When Savvy was little, I used to point up at the sky as an airplane passed overhead and ask her, in a wondrous tone, "where do you think they're going?".
Savvy has just turned 7, and I don't point at the planes anymore. Not because I think she's too old for that game and not because I don't wonder where they're going. But because, at a time when we are experiencing the initial devastating effects of climate change, I no longer feel inclined to celebrate the scientific marvel that is commercial aviation. It might seem extreme, but I don't think I'd be sad if the planes stopped flying.
I've recently made the decision that, unless I have a major life emergency, I won't be jumping on board any more flights.
And, as for travelling on land, the preferred modes of transport for our whānau are the ones that involve less carbon and more moving our bodies.
We got Savvy her first scooter just before she turned three. Here she is when she was little, having a hoon around our neighbourhood (and, no, this hasn't been sped up!).
To get to Savvy's school, we walk, scooter or bike.
Savvy's latest scooter was another secondhand score on TradeMe. I may have convinced my husband, Davian, that we should get this particular brand of scooter for Savvy's Christmas present for the sake of longevity 🤔. "Look hun, the handlebar extends so she can still ride it as she gets older!"
Or I may have just wanted to have a play 🤔😂😁
All of our family's bikes are secondhand. In fact, my one was rescued from a dumpster many years ago. When Davian and I were first going out, we had neighbours who had hired a rubbish skip and were throwing out all manner of things. Davian spotted a bike in there which was in mostly pretty good condition. He hauled it out and discovered the gears just needed a bit of TLC. There was no way he was going to let a perfectly repairable bike go to waste (marriage material right there). My bike might not be the prettiest thing on two wheels. The seat is a bit torn. It's an interesting shade of radioactive green. But, hey, it gets me where I want to go.

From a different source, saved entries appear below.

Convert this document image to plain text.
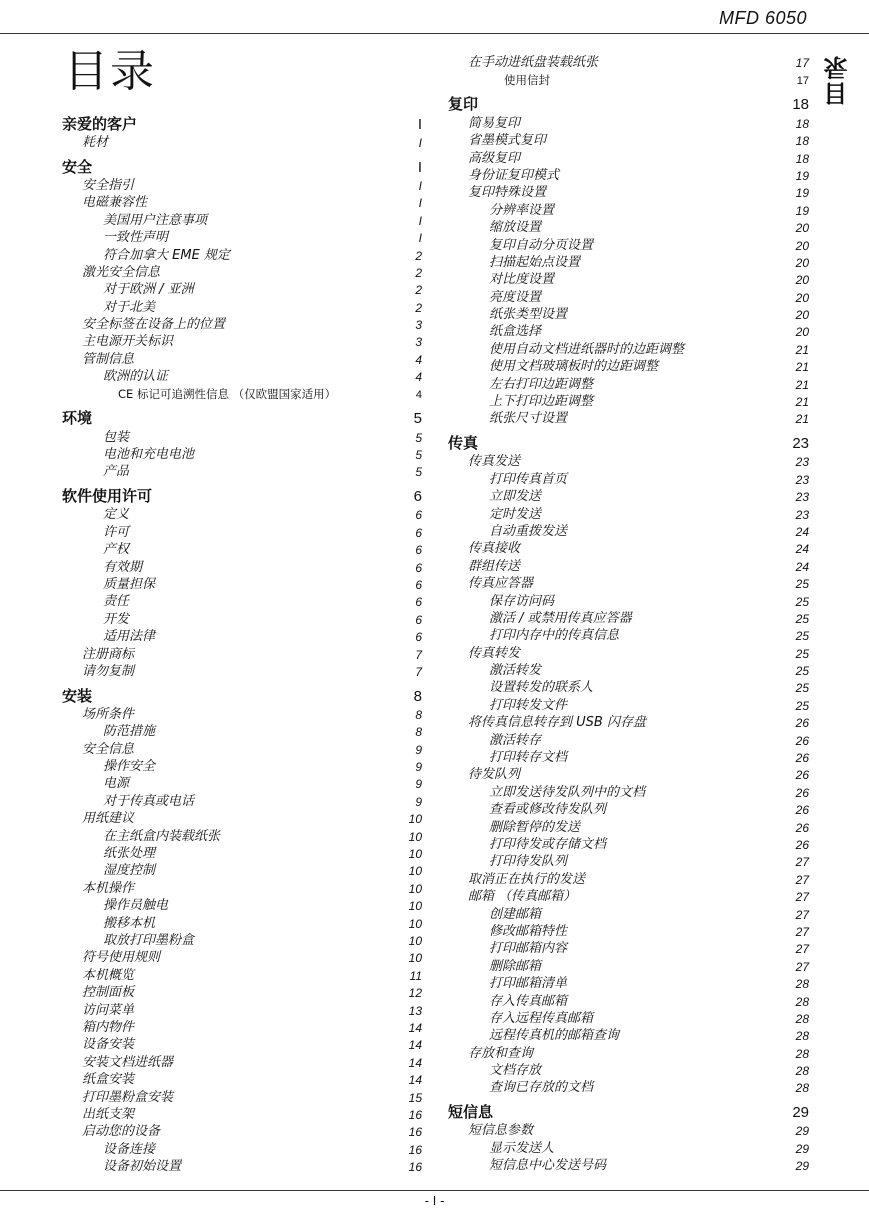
MFD 6050
目录
目录
亲爱的客户	I
耗材	I
安全	I
安全指引	I
电磁兼容性	I
美国用户注意事项	I
一致性声明	I
符合加拿大 EME 规定	2
激光安全信息	2
对于欧洲 / 亚洲	2
对于北美	2
安全标签在设备上的位置	3
主电源开关标识	3
管制信息	4
欧洲的认证	4
CE 标记可追溯性信息 （仅欧盟国家适用）	4
环境	5
包装	5
电池和充电电池	5
产品	5
软件使用许可	6
定义	6
许可	6
产权	6
有效期	6
质量担保	6
责任	6
开发	6
适用法律	6
注册商标	7
请勿复制	7
安装	8
场所条件	8
防范措施	8
安全信息	9
操作安全	9
电源	9
对于传真或电话	9
用纸建议	10
在主纸盒内装载纸张	10
纸张处理	10
湿度控制	10
本机操作	10
操作员触电	10
搬移本机	10
取放打印墨粉盒	10
符号使用规则	10
本机概览	11
控制面板	12
访问菜单	13
箱内物件	14
设备安装	14
安装文档进纸器	14
纸盒安装	14
打印墨粉盒安装	15
出纸支架	16
启动您的设备	16
设备连接	16
设备初始设置	16
在手动进纸盘装载纸张	17
使用信封	17
复印	18
简易复印	18
省墨模式复印	18
高级复印	18
身份证复印模式	19
复印特殊设置	19
分辨率设置	19
缩放设置	20
复印自动分页设置	20
扫描起始点设置	20
对比度设置	20
亮度设置	20
纸张类型设置	20
纸盒选择	20
使用自动文档进纸器时的边距调整	21
使用文档玻璃板时的边距调整	21
左右打印边距调整	21
上下打印边距调整	21
纸张尺寸设置	21
传真	23
传真发送	23
打印传真首页	23
立即发送	23
定时发送	23
自动重拨发送	24
传真接收	24
群组传送	24
传真应答器	25
保存访问码	25
激活 / 或禁用传真应答器	25
打印内存中的传真信息	25
传真转发	25
激活转发	25
设置转发的联系人	25
打印转发文件	25
将传真信息转存到 USB 闪存盘	26
激活转存	26
打印转存文档	26
待发队列	26
立即发送待发队列中的文档	26
查看或修改待发队列	26
删除暂停的发送	26
打印待发或存储文档	26
打印待发队列	27
取消正在执行的发送	27
邮箱 （传真邮箱）	27
创建邮箱	27
修改邮箱特性	27
打印邮箱内容	27
删除邮箱	27
打印邮箱清单	28
存入传真邮箱	28
存入远程传真邮箱	28
远程传真机的邮箱查询	28
存放和查询	28
文档存放	28
查询已存放的文档	28
短信息	29
短信息参数	29
显示发送人	29
短信息中心发送号码	29
- I -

We try to keep it local at our place. I'm fortunate to do most of my work from home. Savvy's school is just around the corner. Davian is the member of our family who does the most travel. His work as a TV camera operator and film maker sees him move around to a variety of locations. And so, up until last July, we had a car - a Toyota Wish that did a great job of getting him to the studio and various shoot locations, as well as allowing me to easily do our grocery shopping (a weekly ten minute trip to the nearest good quality fruit and vege shop and a fortnightly 15 minute trip to the bulk store). But we'd started to become increasingly uncomfortable with the carbon footprint of our travels in the car. We tried to only use it when it was necessary, but, every time we jumped behind the wheel, we felt a niggling sense of guilt. Essentially, it just didn't sit well with our environmental values. So when it was written off in a head to tail motorway pile-up in the first week of Plastic Free July (🤦♂️), we knew it would be our last petrol-powered vehicle.
After the collision, Davian bought an e-bike. The trooper that he is, he rode it all through winter and, despite damaging himself coming off the bike early one morning in a near miss with a curious bunny rabbit perched in the middle of the cycleway, he loved his new mode of fitness- and earth-friendly transport. After all, who doesn't love riding a bike? Whizzing back down the hill after dropping Savvy to school, the breeze in my face, is one of the highlights of my day.
Since the car crash, we've gotten around by bus and train, which has been great. However, we've also needed to hire a car once a week for jobs where Davian needed to bring gear to work and it's not possible to hire electric vehicles in West Auckland. So, we needed a better solution. That solution arrived a couple of months ago, in the form of a Nissan Leaf.
And it's a whole new ballgame.
And it's a whole new ballgame.
We gave it the ultimate test over Christmas, packing it to the hilt for our family camping trip, complete with Savvy's surfboard strapped to the top, and it did the job beautifully. I love how quiet and smooth it is to drive. I love that it means we have to travel more mindfully on long-haul journeys, with planned breaks when we can recharge the battery and have a picnic lunch or a quick explore of a new town. But, most of all, I love knowing that we can get where we need to go without spewing out dirty ole CO2. It's one more step on our path to a sustainable life.
When it comes to humans getting around this globe, peddle-power and clean and efficient public transport are the panacea. But, if you do find yourself requiring a personal vehicle, and your budget will allow it, I recommend exploring the exciting new world of the EV. Once you go electric, you'll never go back.